Smaller / Newer Fully-Open Entrants
- Stanford's Marin
- Apertus (70B) — from ETH Zürich / EPFL, Switzerland
- AMD's Instella
- Zyphra — Zamba models + the Zyda dataset
- BLOOM, T5 — older but fully open
2
The Partial-Transparency Tier
Open weights with detailed technical reports, but no training data release. These sit between the fully-open builders and the fully-closed labs.
DeepSeek
Open Weights + Reports
Models: DeepSeek-V3, DeepSeek-R1. Open weights with detailed technical reports on architecture and training methodology, but no dataset release. R1's reinforcement-learning pipeline is documented enough to be reproducible in principle.
Mistral AI
Open Weights + Papers
Models: Mixtral, Mistral 7B. Open weights (some Apache 2.0) with research papers describing recipes, but training data is not released. A member of the NVIDIA Nemotron Coalition.
Cohere For AI
Open Weights + Data Cards
Models: Aya family. Open weights with multilingual data cards documenting composition, but not the raw dataset itself.
3
The Frontier-Scale Open Outlier
NVIDIA — Nemotron
Frontier-Scale Open
Builds frontier-scale open models and releases the data — distinct from "frontier-class" capability. Nemotron 3 (Dec 2025) shipped with training datasets, recipes, and ~10T tokens of open data. The Nemotron Coalition (GTC, March 2026) pools data and compute with Mistral, Perplexity, Cursor, LangChain, and others.
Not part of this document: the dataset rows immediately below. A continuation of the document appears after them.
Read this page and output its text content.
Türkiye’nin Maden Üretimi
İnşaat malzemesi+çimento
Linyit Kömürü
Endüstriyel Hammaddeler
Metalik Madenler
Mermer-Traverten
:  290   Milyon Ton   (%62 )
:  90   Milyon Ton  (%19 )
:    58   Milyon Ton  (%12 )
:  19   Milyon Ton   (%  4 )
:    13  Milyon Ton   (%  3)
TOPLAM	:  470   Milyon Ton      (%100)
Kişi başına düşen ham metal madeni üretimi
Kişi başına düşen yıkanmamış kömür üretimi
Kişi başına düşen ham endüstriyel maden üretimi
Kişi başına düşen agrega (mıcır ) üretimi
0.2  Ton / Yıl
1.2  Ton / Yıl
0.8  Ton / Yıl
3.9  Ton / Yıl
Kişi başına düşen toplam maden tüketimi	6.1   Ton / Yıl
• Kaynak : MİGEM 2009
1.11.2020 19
A coalition-built base model co-developed with Mistral that will underpin the upcoming Nemotron 4 family, intended to be open-sourced on completion.
The honest trend note: The direction of the big closed labs is the opposite of this group. Even OpenAI, Anthropic, and Google DeepMind used to disclose substantial detail about their pretraining data mixtures pre-2022, but stopped — with researchers specifically citing lawsuits as the reason. The realistic forward picture is a widening split: the closed frontier gets less transparent on data, while this open-data cohort carries the full-transparency torch — increasingly using openly licensed data specifically to stay legally durable.
Caveat on roadmaps: Only Ai2 (Olmo-MoE 2026) and NVIDIA (Nemotron 4) have given fairly concrete public timelines. The others have stated direction (more data, more reproducibility) without firm dates — so their forward plans should not be read as scheduled commitments.
4
Nuances Worth Separating
- Open weights ≠ open data. Google's Gemma and Meta's Llama come from frontier-scale labs, but they release the weights and withhold the dataset. Genuine full-data release from a frontier-scale builder is basically NVIDIA plus the dedicated research orgs.
- Indirect contribution via distillation. Frontier models' outputs do flow into open models as synthetic training data — many open models are partly trained on GPT- or Claude-generated text. But that's usually done by the open-model builders scraping or generating from APIs, often against terms of service, rather than the closed lab deliberately contributing. It's influence, not donation.
5
Concrete Examples of Data Reuse
- OLMo's Dolma corpus was explicitly built to be reusable — AI2 said outright they expected it to be useful for training other language models. Zyphra's Zyda dataset was built partly on Dolma's filtering and deduplication approach. SmolLM itself reuses the books subset of Dolma for its long-context training mix.
- SmolLM's data lineage (FineWeb-Edu, DCLM, SmolTalk) flows in the other direction and gets reused widely. SmolLM2 was trained on Python-Edu from The Stack, FineWeb-Edu, DCLM, and curated datasets — all open components that show up across many small-model projects.
- The tooling travels too: OLMo's evaluation harness (Catwalk/OLMES) and its fully-published training code are used by researchers studying training dynamics, precisely because everything is reproducible.
6
The Bar: OSAID 1.0
The Open Source Initiative published its Open Source AI Definition (OSAID 1.0) in October 2024. It requires sufficiently detailed information about the data used for training, the code to run the system, and the weights — note it does not mandate releasing the training dataset itself, nor the full training code. By even that bar, almost none of the popular "open" models qualify.